The main motive of the cassation complaint was the allegedly unjustified acquisition of wealth by Swedbank Leasing, which had gained almost double the income from the sale of the same leasing objects first to Mednis and then to third parties. 

The Supreme Court recognized Mednis’s claim as substantiated, ruling that, although at the moment the leasing contracts were concluded there were no specific provisions of law regulating them, provisions that regulate transactions which in this particular case could be considered elements of the lease, as a compound transaction, should have been applied. 

According to the Court, the leasing contracts qualified as purchase by gradual instalments, because the intention of the parties was to transfer the leased objects into the possession of Mednis after all leasing payments were made. Such qualification conforms with Article 463(2) of the Latvian Commercial Law, which provides that the provisions of the Civil Law regulating the purchase agreement apply to leasing contracts if at the end of the term of contract the lessee is obligated to buy out the lease object. Therefore, the Regional Court should have applied the provisions of the Civil Law regarding purchase agreement by gradual instalments. 

In the opinion of the Supreme Court, although Mednis’s claim was based on the general provisions of the Civil Law restricting unjustified acquisition of wealth, according to the principle iura novit curia, the Regional Court should have known the applicable provision in the legal system itself and therefore it should have applied the specific provision of the Civil Law restricting unjustified acquisition of wealth in cases of purchase by gradual instalments provided in Article 2070 of the Civil Law. 

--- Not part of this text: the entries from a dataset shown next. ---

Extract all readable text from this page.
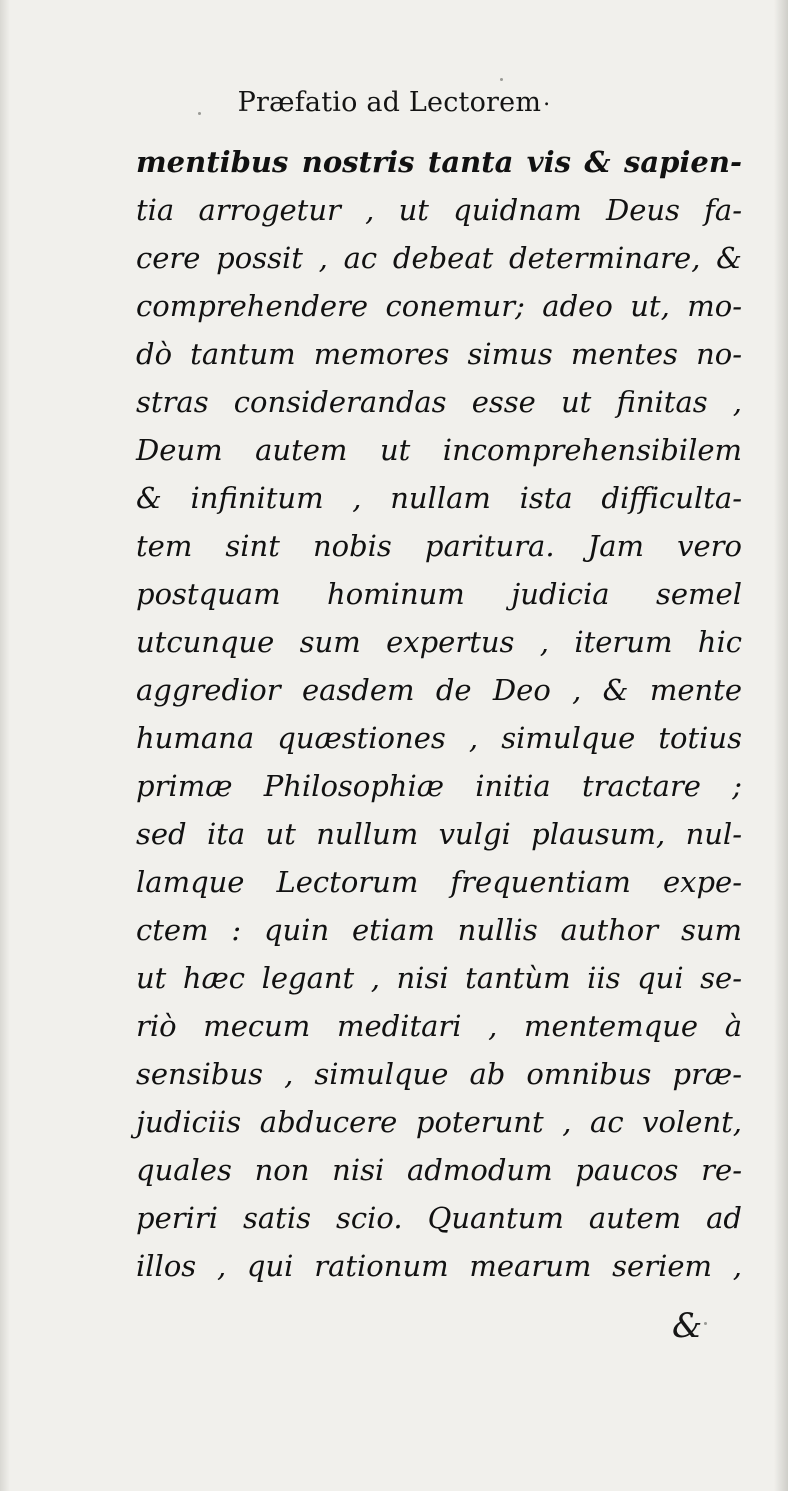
Præfatio ad Lectorem.
mentibus nostris tanta vis & sapien-
tia arrogetur , ut quidnam Deus fa-
cere possit , ac debeat determinare, &
comprehendere conemur; adeo ut, mo-
dò tantum memores simus mentes no-
stras considerandas esse ut finitas ,
Deum autem ut incomprehensibilem
& infinitum , nullam ista difficulta-
tem sint nobis paritura. Jam vero
postquam hominum judicia semel
utcunque sum expertus , iterum hic
aggredior easdem de Deo , & mente
humana quæstiones , simulque totius
primæ Philosophiæ initia tractare ;
sed ita ut nullum vulgi plausum, nul-
lamque Lectorum frequentiam expe-
ctem : quin etiam nullis author sum
ut hæc legant , nisi tantùm iis qui se-
riò mecum meditari , mentemque à
sensibus , simulque ab omnibus præ-
judiciis abducere poterunt , ac volent,
quales non nisi admodum paucos re-
periri satis scio. Quantum autem ad
illos , qui rationum mearum seriem ,
&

Clause 2070 of the Civil Law provides that: “If the right of payment of a purchase price by instalments has been contracted for, and the purchaser has defaulted with respect to two payments, but the seller does not wish to burden himself or herself with the collection of late payments, […], then the seller may request setting aside of the contract and return of the sold property together with compensation for the use, during the period from the delivery of the property to the purchaser until the return of the property to the seller, and for the losses caused for the latter. Against the amount, that the seller is entitled to from the purchaser on such basis shall be set off all the payments made by the purchaser, and if they exceed such amount, then the remainder shall be paid back to the purchaser. Agreements contrary to these regulations shall be void.”

Pursuant to the specific provision applicable in case of termination of the leasing contract, the seller’s claimed right for payment of the purchase price transforms into a claim for payment for use of the leasing object and compensation of losses, but any sum exceeding those payments shall be refunded. In these circumstances, on the basis of Article 2070 of the Civil Law, Mednis was entitled to have the overpaid amount returned.